Budget Boost for Oil and Gas
The Chancellor has said his Budget delivers “the biggest boost to the oil and gas industry in over 20 years”.
The Chancellor has said his Budget delivers “the biggest boost to the oil and gas industry in over 20 years”.
George Osborne set a permanent zero-rate on petroleum revenue tax and cut the supplementary charge.
This is designed to support the industry through the challenging commercial conditions caused by the steep fall in oil prices and benefit UK jobs supported by the oil and gas industry - nearly half of which are in Scotland.
In his address to Parliament, Mr Osborne said: “The oil and gas sector employs hundreds of thousands of people in Scotland and around our country.
“In my Budget a year ago, I made major reductions to their taxes, but the oil price continued to fall so we need to act now for the long term.
“I am today cutting in half the supplementary charge on oil and gas from 20% to 10% and I am effectively abolishing petroleum revenue tax too, backing this key Scottish industry and supporting jobs right across the country.

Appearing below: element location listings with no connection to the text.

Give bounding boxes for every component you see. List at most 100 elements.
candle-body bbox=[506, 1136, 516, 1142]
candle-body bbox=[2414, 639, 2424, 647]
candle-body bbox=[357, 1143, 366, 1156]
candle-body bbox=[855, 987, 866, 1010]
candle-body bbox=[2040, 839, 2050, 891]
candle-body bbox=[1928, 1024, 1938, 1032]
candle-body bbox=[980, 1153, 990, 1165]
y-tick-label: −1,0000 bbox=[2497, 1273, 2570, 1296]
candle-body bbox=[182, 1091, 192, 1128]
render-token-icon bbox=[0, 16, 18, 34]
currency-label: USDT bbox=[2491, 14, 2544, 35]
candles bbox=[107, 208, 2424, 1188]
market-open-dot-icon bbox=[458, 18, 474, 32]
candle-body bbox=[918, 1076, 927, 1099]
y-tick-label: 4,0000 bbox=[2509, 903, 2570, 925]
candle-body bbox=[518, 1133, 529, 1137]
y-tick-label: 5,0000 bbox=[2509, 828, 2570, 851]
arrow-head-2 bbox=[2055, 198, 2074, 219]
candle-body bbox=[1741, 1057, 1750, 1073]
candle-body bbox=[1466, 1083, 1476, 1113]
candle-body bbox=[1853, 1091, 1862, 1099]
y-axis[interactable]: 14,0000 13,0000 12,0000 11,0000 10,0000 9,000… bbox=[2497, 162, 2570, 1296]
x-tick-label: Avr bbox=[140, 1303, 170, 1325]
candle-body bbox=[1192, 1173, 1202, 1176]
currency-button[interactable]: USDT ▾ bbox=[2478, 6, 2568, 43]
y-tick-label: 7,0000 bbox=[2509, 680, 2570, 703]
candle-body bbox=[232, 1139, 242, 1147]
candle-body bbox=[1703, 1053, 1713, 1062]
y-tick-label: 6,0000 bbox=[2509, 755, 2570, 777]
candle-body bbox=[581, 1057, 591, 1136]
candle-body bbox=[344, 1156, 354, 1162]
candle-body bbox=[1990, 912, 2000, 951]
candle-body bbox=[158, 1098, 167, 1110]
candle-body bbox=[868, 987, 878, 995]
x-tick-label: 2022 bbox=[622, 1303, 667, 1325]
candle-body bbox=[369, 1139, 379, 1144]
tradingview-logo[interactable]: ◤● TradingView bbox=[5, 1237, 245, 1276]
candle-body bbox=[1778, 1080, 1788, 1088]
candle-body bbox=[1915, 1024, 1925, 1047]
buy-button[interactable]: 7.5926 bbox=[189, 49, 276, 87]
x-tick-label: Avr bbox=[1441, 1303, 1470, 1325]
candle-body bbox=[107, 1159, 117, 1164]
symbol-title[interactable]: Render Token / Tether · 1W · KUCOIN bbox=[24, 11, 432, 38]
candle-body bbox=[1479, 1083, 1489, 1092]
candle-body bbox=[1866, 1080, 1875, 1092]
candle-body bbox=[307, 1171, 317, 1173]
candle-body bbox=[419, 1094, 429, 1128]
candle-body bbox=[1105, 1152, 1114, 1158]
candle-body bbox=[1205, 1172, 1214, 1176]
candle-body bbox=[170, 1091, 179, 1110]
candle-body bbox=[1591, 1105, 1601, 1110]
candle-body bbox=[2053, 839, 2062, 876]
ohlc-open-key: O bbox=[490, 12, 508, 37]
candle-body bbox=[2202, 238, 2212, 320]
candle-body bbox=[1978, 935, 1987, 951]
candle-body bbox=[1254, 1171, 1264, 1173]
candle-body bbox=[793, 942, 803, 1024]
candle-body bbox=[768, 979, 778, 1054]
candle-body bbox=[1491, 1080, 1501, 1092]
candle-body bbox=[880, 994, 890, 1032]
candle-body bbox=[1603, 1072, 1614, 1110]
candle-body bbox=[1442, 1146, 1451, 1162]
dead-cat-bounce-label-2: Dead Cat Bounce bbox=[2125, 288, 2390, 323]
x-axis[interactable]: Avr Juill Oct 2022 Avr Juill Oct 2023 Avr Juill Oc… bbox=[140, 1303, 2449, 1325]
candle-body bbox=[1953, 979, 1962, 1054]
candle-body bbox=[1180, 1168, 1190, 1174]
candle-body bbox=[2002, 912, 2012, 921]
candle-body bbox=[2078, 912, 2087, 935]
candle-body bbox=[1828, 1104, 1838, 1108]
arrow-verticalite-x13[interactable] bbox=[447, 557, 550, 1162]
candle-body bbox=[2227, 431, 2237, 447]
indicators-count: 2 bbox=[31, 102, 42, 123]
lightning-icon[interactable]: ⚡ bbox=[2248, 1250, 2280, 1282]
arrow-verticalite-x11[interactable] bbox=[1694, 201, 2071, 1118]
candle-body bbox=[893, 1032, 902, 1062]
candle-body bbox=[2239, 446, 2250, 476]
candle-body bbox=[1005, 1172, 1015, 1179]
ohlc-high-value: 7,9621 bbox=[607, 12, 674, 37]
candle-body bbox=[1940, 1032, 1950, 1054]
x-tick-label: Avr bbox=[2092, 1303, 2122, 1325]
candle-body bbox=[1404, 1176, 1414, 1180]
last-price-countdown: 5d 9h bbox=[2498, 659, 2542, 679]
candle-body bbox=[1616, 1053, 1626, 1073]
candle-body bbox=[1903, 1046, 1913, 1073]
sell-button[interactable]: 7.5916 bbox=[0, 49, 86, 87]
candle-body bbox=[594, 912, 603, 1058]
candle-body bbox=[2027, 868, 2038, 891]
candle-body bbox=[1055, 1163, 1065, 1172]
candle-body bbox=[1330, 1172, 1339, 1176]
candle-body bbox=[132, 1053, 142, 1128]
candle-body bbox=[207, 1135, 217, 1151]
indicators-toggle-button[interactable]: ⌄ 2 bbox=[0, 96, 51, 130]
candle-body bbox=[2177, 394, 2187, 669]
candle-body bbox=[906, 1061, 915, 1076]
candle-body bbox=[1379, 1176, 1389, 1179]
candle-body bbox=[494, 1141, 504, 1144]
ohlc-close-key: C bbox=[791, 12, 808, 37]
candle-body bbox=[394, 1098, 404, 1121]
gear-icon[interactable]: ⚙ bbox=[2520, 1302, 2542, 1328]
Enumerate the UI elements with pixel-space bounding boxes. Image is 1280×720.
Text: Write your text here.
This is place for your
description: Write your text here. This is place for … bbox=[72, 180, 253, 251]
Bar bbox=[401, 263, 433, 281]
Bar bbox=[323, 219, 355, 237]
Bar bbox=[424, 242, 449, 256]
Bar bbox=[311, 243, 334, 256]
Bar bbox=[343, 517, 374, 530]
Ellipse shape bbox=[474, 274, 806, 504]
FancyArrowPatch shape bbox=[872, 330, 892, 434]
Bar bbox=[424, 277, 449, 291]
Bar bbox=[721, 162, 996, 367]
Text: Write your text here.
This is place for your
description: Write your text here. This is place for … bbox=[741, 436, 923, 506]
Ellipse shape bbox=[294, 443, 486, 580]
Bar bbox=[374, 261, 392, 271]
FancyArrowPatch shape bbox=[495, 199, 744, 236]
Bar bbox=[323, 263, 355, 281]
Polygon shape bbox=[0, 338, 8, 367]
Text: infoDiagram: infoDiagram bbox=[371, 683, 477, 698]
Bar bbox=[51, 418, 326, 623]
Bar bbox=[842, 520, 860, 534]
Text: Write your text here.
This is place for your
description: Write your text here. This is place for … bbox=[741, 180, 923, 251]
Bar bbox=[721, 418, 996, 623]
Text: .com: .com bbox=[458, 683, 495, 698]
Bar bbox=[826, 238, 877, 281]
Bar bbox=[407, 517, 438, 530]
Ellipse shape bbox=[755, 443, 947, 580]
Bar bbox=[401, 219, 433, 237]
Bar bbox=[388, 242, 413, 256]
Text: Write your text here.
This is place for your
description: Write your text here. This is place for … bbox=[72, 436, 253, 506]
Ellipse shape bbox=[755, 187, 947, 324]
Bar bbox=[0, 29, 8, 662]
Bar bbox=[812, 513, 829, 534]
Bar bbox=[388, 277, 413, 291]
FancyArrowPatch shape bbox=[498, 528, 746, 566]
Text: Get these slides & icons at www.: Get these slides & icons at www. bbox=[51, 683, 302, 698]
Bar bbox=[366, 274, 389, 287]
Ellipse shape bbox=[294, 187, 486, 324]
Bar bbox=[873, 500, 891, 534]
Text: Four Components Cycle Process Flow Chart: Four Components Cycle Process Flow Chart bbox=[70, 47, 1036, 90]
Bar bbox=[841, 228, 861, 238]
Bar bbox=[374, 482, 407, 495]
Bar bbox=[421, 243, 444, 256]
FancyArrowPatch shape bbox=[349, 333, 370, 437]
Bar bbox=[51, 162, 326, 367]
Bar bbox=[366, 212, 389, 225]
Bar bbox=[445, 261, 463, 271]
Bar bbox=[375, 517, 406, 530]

“Both of these major tax cuts will be backdated so they are effective from January 1 this year, and my honourable friend the Exchequer Secretary will work with the industry to give them our full support.''
Scottish Deputy First Minister John Swinney welcomed the changes, but added: “While the reduction in the headline rate will improve the long-term prospects for the sector, it does not fully address the short-term challenges facing the industry.
“Further clarity is now urgently required on how the commitment to consider loan guarantees and improve access to decommissioning tax relief will be able to support the sector in the short-term.”
Deirdre Michie, Oil & Gas UK's chief executive, said: “We welcome these measures as they will build on the industry's achievements in improving efficiency in the face of low oil prices, boosting the sector's competitiveness and helping to restore investor confidence.
“We will continue to work with the Treasury to complete its 'Driving Investment' plan to ensure that the fiscal regime reflects the business needs of a maturing basin and signals to global investors that the UK is truly open for business.”
Derek Henderson, senior partner at Deloitte in Aberdeen, said: “Today's oil and gas tax package demonstrates that Government has been listening to the acute challenges facing the North Sea in 2016.
“The 10% cut in the supplementary charge and permanent zero rating of petroleum revenue tax, both effective from January 1 2016, combined with additional help for critical infrastructure, bear this out.
“At a time of low oil and gas prices and challenging conditions, headline North Sea tax rates are now globally competitive, now at 40% instead of the 62%-81% they were 18 months ago.
“While the OBR estimates that the proposed changes will reduce the UK North Sea tax burden by #1 billion over the next five years, it is over the longer term that the benefits will be felt by the industry.
"The UK now needs to compete harder for its share of global investment than ever before and retaining activity and expertise during the downturn will be critical to secure the long-term future of the UK North Sea.”
Scottish Labour leader Kezia Dugdale said: “The Chancellor's announcement on support for the oil and gas industry is welcome, but it doesn't go nearly far enough.
“What we needed to see from the Chancellor today was support to make sure that essential infrastructure such as platforms and pipelines are not decommissioned early. That's why Labour is calling for the establishment of a new government agency - UK Oil - to make investments in infrastructure.”
Scottish Conservative leader Ruth Davidson said: “It's been a very difficult time for the oil and gas sector, but this move shows the UK Government's determination to help.
“Today's move will provide confidence within the sector and help support jobs across Aberdeen and the wider north-east.”
Scottish Green MSP Patrick Harvie said: “Recent months have exposed the vulnerability of the Scottish economy to over-reliance on the North Sea oil and gas industry - it's clear that the next generation can't trust on the oil industry to provide them with work and security.
“Osborne's approach to this crisis is short-sighted in the extreme - he has chosen to give yet more tax relief to big oil business while handing over pennies to the renewables sector that, with proper support, could provide quality jobs in years to come.”
Liz Cameron, chief executive of Scottish Chambers of Commerce, said the tax cuts are “a necessary response to the current crisis in the North Sea and a welcome relief”.
Ashley Shackleton, energy spokeswoman at the British Chambers of Commerce, said: “The changes to tax for the UK offshore oil and gas industry won't have a huge immediate impact but will go some way to secure investor confidence in the sector.”
Grahame Smith, Scottish Trades Union Congress (STUC) general secretary, said the Chancellor “could have provided significantly more support to the oil and gas sector, particularly on exploration incentives and investment allowances”.
Alan McCrae, UK head of energy tax at accountants PwC, said the tax cuts are “a smart move that recognises that the tax prize for the Treasury at this stage in the life of the North Sea is not corporate taxes”.
He added: “Instead, the Government has more tax revenue to gain by doing all it can to protect investment and jobs and all the tax that goes with that.”